Da una parte "Le primarie delle idee", dall'altra il gruppo di "Italia Popolare". In mezzo, Berlusconi dalla D'Urso. La strana domenica del Popolo della Libertà regala un'impietosa rappresentazione dello stato in cui versa quello che fino a pochi mesi fa era il primo partito del Paese. E che oggi, con i sondaggi che lo inchiodano sotto il 20%, rischia di dividersi anche formalmente. Del resto, lo "spacchettamento" è già realta, con i montiani, gli anti – montiani, gli ex An ed i "berlusconiani a prescindere" che vivono praticamente da separati in casa e che aspettano solo "il momentum" per ufficializzare una frattura ampia e difficilmente colmabile.
Meloni, Crosetto e le primarie delle idee – La convention dei due "ex candidati" alle primarie del Popolo della Libertà ha in qualche modo segnato la nascita di una nuova corrente: quella degli anti – montiani "ma anche" anti – berlusconiani, almeno per quanto riguarda la sua candidatura alle politiche del 2013. Un gruppo composito, che chiede "un luogo" dove potersi battere ed imporre una seria discussione sui contenuti, ma anche il ripensamento rispetto alla candidatura del Cavaliere. Insomma, né con Monti né con Silvio. E che vi sia pochissimo margine perché una simile istanza venga recepita ai piani alti di via dell'Umiltà è testimoniato anche dal fatto che il duo Meloni – Crosetto avrebbe già pronto il piano B, dicamo pure C: dar vita ad un movimento più strutturato, con tanto di ipotesi sul nome, forse "Movimento Nazionale" o anche "Fratelli d'Italia".
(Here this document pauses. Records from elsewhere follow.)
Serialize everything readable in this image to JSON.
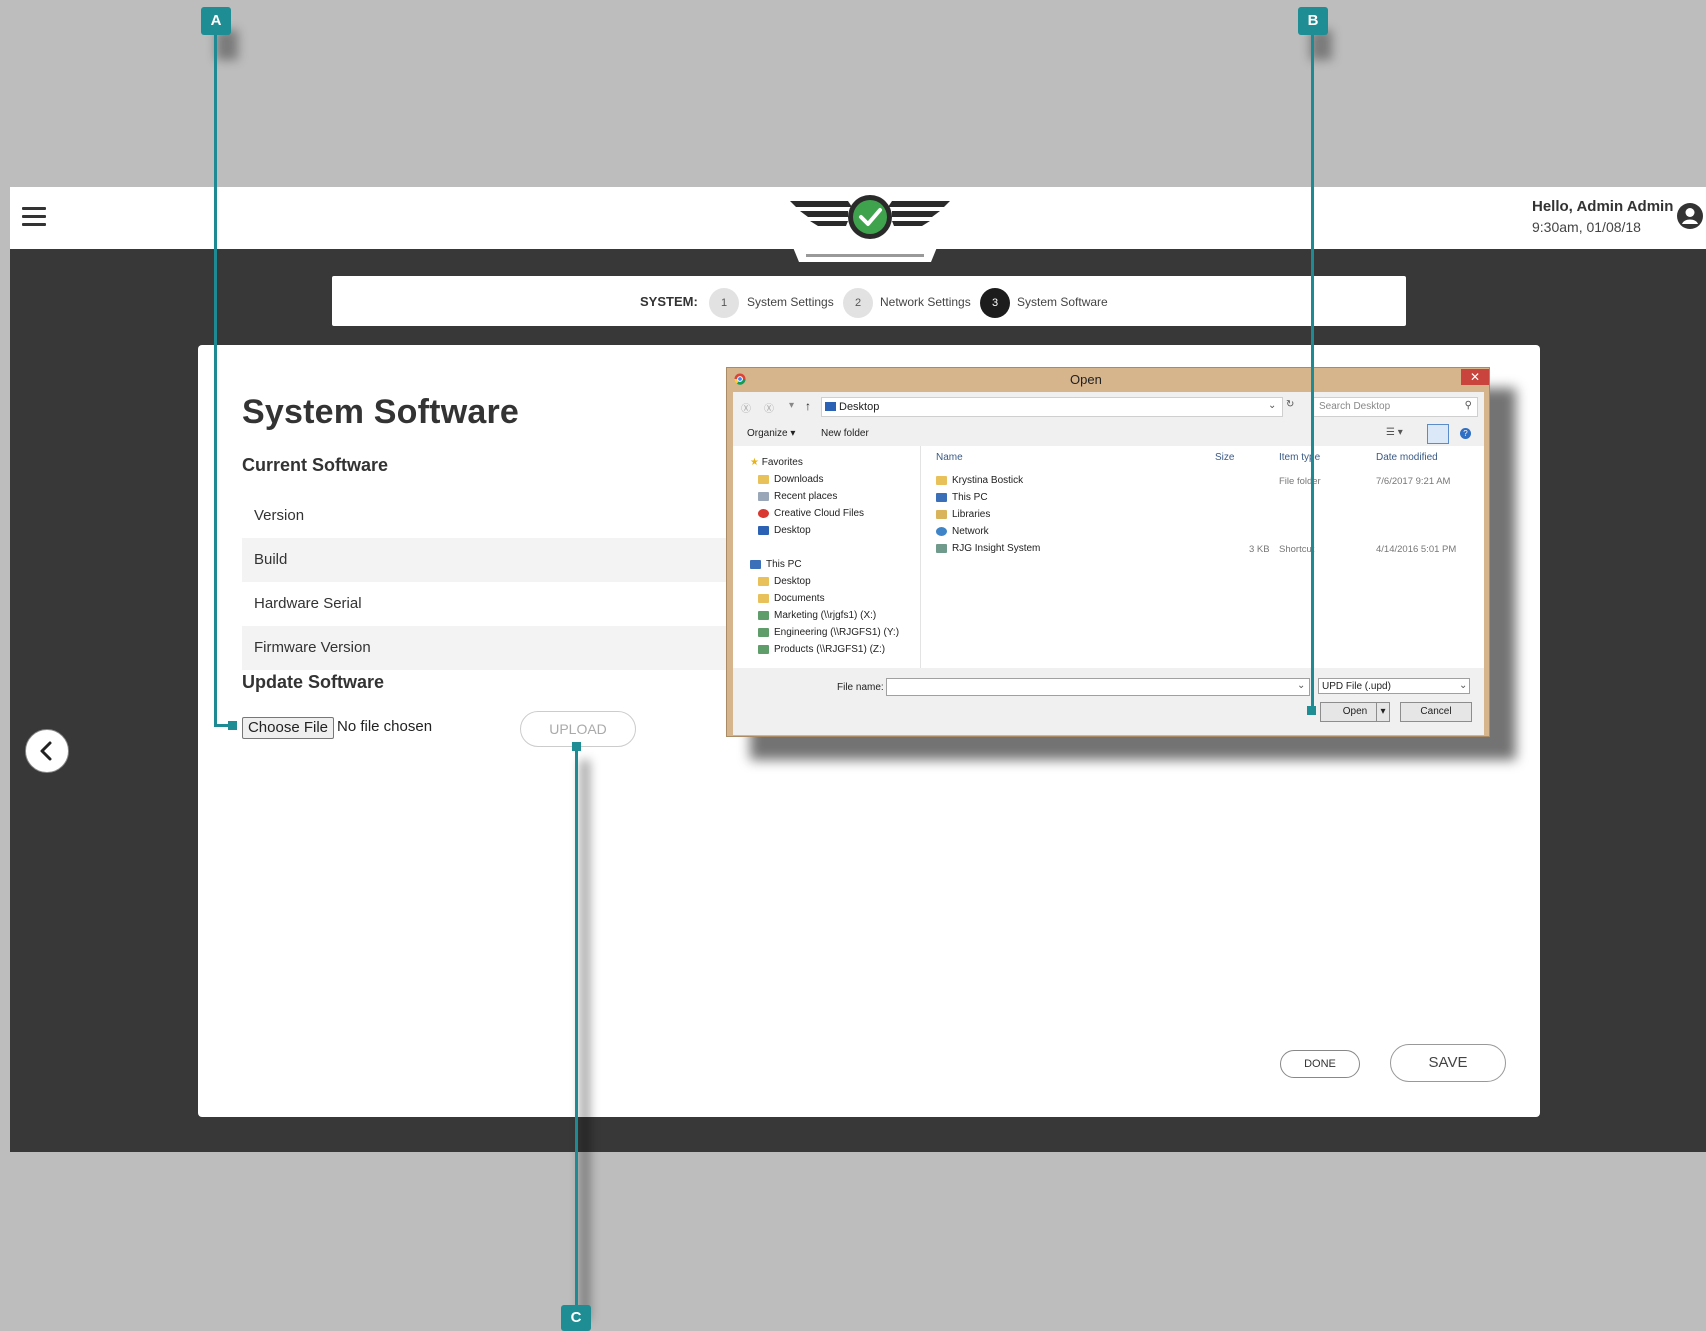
{
  "header": {
    "greeting": "Hello, Admin Admin",
    "datetime": "9:30am, 01/08/18"
  },
  "stepper": {
    "label": "SYSTEM:",
    "steps": [
      {
        "number": "1",
        "label": "System Settings"
      },
      {
        "number": "2",
        "label": "Network Settings"
      },
      {
        "number": "3",
        "label": "System Software",
        "active": true
      }
    ]
  },
  "page": {
    "title": "System Software",
    "current_heading": "Current Software",
    "rows": [
      {
        "label": "Version"
      },
      {
        "label": "Build"
      },
      {
        "label": "Hardware Serial"
      },
      {
        "label": "Firmware Version"
      }
    ],
    "update_heading": "Update Software",
    "choose_file_label": "Choose File",
    "no_file_text": "No file chosen",
    "upload_label": "UPLOAD",
    "done_label": "DONE",
    "save_label": "SAVE"
  },
  "dialog": {
    "title": "Open",
    "close_glyph": "✕",
    "address": "Desktop",
    "search_placeholder": "Search Desktop",
    "organize_label": "Organize ▾",
    "new_folder_label": "New folder",
    "nav": {
      "favorites_label": "Favorites",
      "favorites": [
        "Downloads",
        "Recent places",
        "Creative Cloud Files",
        "Desktop"
      ],
      "thispc_label": "This PC",
      "thispc": [
        "Desktop",
        "Documents",
        "Marketing (\\\\rjgfs1) (X:)",
        "Engineering (\\\\RJGFS1) (Y:)",
        "Products (\\\\RJGFS1) (Z:)"
      ]
    },
    "columns": {
      "name": "Name",
      "size": "Size",
      "type": "Item type",
      "date": "Date modified"
    },
    "files": [
      {
        "name": "Krystina Bostick",
        "size": "",
        "type": "File folder",
        "date": "7/6/2017 9:21 AM"
      },
      {
        "name": "This PC",
        "size": "",
        "type": "",
        "date": ""
      },
      {
        "name": "Libraries",
        "size": "",
        "type": "",
        "date": ""
      },
      {
        "name": "Network",
        "size": "",
        "type": "",
        "date": ""
      },
      {
        "name": "RJG Insight System",
        "size": "3 KB",
        "type": "Shortcut",
        "date": "4/14/2016 5:01 PM"
      }
    ],
    "filename_label": "File name:",
    "filename_value": "",
    "filetype": "UPD File (.upd)",
    "open_label": "Open",
    "cancel_label": "Cancel"
  },
  "callouts": {
    "a": "A",
    "b": "B",
    "c": "C"
  },
  "colors": {
    "accent": "#1f8d94",
    "logo_green": "#3fa34d",
    "dark_bg": "#383838"
  }
}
Italia popolare e il dilemma di Alfano – La corrente montiana del Popolo della Libertà è in buona sostanza il "ripensamento" dello stato maggiore del partito. La convention di ieri, con Angelino Alfano, Gianni Alemanno, Roberto Formigoni, Gaetano Quagliariello, Fabrizio Cicchitto, Maurizio Lupi e con la "partecipazione straordinaria" (tramite messaggio scritto) di Silvio Berlusconi è in effetti servita anche a "valutarne il peso specifico" soprattutto in relazione alla contemporaneità con l'assemblea di Meloni – Crosetto. Tecnicamente però si tratta di un'operazione "benedetta" dallo stesso Silvio Berlusconi, che avviene probabilmente con la certezza pressocché assoluta che il Presidente Monti non accetterà mai la "proposta indecente" di guidare l'intero fronte dei moderati. D'altra parte, che l'operazione sia estremamente discutibile lo conferma finanche uno dei promotori, l'ex ministro Frattini: "Francamente ho ascoltato voci che hanno detto cose molto diverse. Forse si è voluto dare il segnale che gran parte del Pdl è d'accordo su Monti federatore". E sempre in attesa che Alfano decida da che parte stare, a due mesi dalle elezioni.
Gasparri e La Russa, colonnelli alla ricerca di truppe – Chi invece sembra inesorabilmente "in uscita" è il gruppo degli ex an, capeggiato dai colonnelli Gasparri e La Russa. È il Centrodestra Nazionale, che comunque non romperebbe con il soggetto politico guidato da Silvio Berlusconi ma anzi, in qualche modo ne rafforzerebbe il progetto complessivo: da tempo il Cavaliere è convinto che uno spacchettamento possa avere effetti positivi alle urne. Ed è proprio Berlusconi la vera mina vagante nel Risiko – Pdl. Perché se i suoi ormai proverbiali "passi di lato" hanno contribuito non poco alla confusione generale, allo stesso tempo un suo veto può bloccare qualunque progetto, o quantomeno depotenziarne gli esiti. E nessuno o quasi è disposto a correre il rischio di rimanere fuori dal Parlamento per una "questione di principio". Insomma, piaccia o meno, è ancora ad Arcore che si decide il futuro del centrodestra italiano.